José Bové n’est « pas surpris » de la décision de la Cour de cassation

Millau (France), 6 février 2002 – José Bové a indiqué à Millau, après le rejet par la Cour de cassation de son pourvoi dans l’affaire du « démontage » du McDonald’s de Millau en 1999, qu’il n’était « pas surpris de la décision » et déclaré que lui et ses compagnons ne se sentaient « pas coupables ».

« Je ne suis pas surpris de cette décision dans le sens où nous n’avions pas attaqué le jugement sur la forme. Nous ne nous sentons pas coupables dans cette affaire, nous ne reconnaissons pas cette décision de justice », a ajouté le leader de la Confédération Paysanne devant le palais de justice de Millau où étaient rassemblées une centaine de personnes.

José Bové a aussi indiqué que les deux avocats de la Confédération paysanne de l’Aveyron, Mes François Roux et Marie-Christine Etelin déposeraient dans les prochains jours un recours devant la Cour européenne des Droits de l’Homme pour « faire reconnaître le droit à la légitime révolte. »

« Le combat ne va pas s’arrêter, nous n’allons pas baisser les bras », a-t-il promis.

« Ceux qui sont coupables, ce sont les importateurs de farines animales ou l’OMC qui a permis les importations de boeuf aux hormones. Eux sont toujours en liberté, nous nous risquons la prison », a-t-il ajouté. José Bové et ses amis avaient justifié leur action contre le McDo par un « état de nécessité », face à la décision des Etats-Unis de taxer le roquefort pour punir l’Europe de son refus du boeuf aux hormones.

José Bové et ses compagnons, surnommés « les dix de Millau » avait symboliquement pris place mercredi derrière les barreaux d’une cage en bois sur laquelle il était écrit « cage à syndicalistes ».

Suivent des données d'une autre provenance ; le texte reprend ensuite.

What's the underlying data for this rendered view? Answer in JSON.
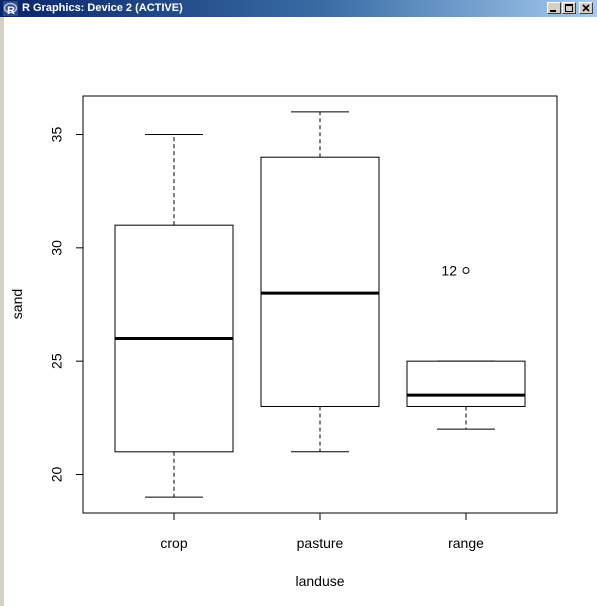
{
  "window": {
    "title": "R Graphics: Device 2 (ACTIVE)",
    "icon": "r-logo-icon",
    "controls": [
      "minimize-icon",
      "maximize-icon",
      "close-icon"
    ]
  },
  "chart_data": {
    "type": "boxplot",
    "title": "",
    "xlabel": "landuse",
    "ylabel": "sand",
    "categories": [
      "crop",
      "pasture",
      "range"
    ],
    "boxes": [
      {
        "category": "crop",
        "whisker_low": 19,
        "q1": 21,
        "median": 26,
        "q3": 31,
        "whisker_high": 35,
        "outliers": []
      },
      {
        "category": "pasture",
        "whisker_low": 21,
        "q1": 23,
        "median": 28,
        "q3": 34,
        "whisker_high": 36,
        "outliers": []
      },
      {
        "category": "range",
        "whisker_low": 22,
        "q1": 23,
        "median": 23.5,
        "q3": 25,
        "whisker_high": 25,
        "outliers": [
          {
            "value": 29,
            "label": "12"
          }
        ]
      }
    ],
    "yticks": [
      20,
      25,
      30,
      35
    ],
    "ylim": [
      18.3,
      36.7
    ],
    "grid": false,
    "legend": "none",
    "colors": {
      "line": "#000000",
      "background": "#ffffff"
    }
  }
}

Devant le palais de justice de la ville, les militants avaient également déployé dans le calme une grande banderole sur laquelle on pouvait lire « Palais des justices ».

Justice « à deux vitesses »

« Nous sommes face à une justice à deux vitesses, celle des syndicalistes enfermés derrière cette grille et celle des bourgeois et des nantis », a ensuite estimé José Bové, montrant derrière lui quelques personnes qui portaient des chapeaux haut-de-forme sur lesquels était inscrit « FMI-OMC », « TotalFinaElf », « sang contaminé » ou « farines animales ».

Le leader de la Confédération paysanne a ensuite évoqué l’élection présidentielle de 2002, considérant que « tous ceux qui se présentent au suffrage universel nous ont courtisés à Porto Alegre pour se donner bonne conscience ».

« Mais ils n’ont rien fait pour que nos droits soient pris en compte. Tout le monde social condamne ceux qui font appliquer des décisions de justice comme celle d’aujourd’hui », a-t-il poursuivi.

Le pourvoi de José Bové, qui avait effectué 19 jours de prison en 1999, a été rejeté mercredi après-midi par la Cour de cassation ce qui rend exécutoire sa condamnation à 3 mois d’emprisonnement ferme prononcée pour le « démontage » du restaurant McDonald’s de Millau le 12 août 1999.

Interrogé sur un éventuel retour en prison, José Bové a répondu « pour moi, il n’est pas question de me prêter à une quelconque collaboration. Ou je vais en prison, ou je suis libre, c’est aux magistrats de le dire ».

« Je ne prévois aucun voyage à l’étranger au mois de février parce que je ne veux pas donner l’impression de fuir. Je ne m’appelle pas Schuller », a-t-il conclu.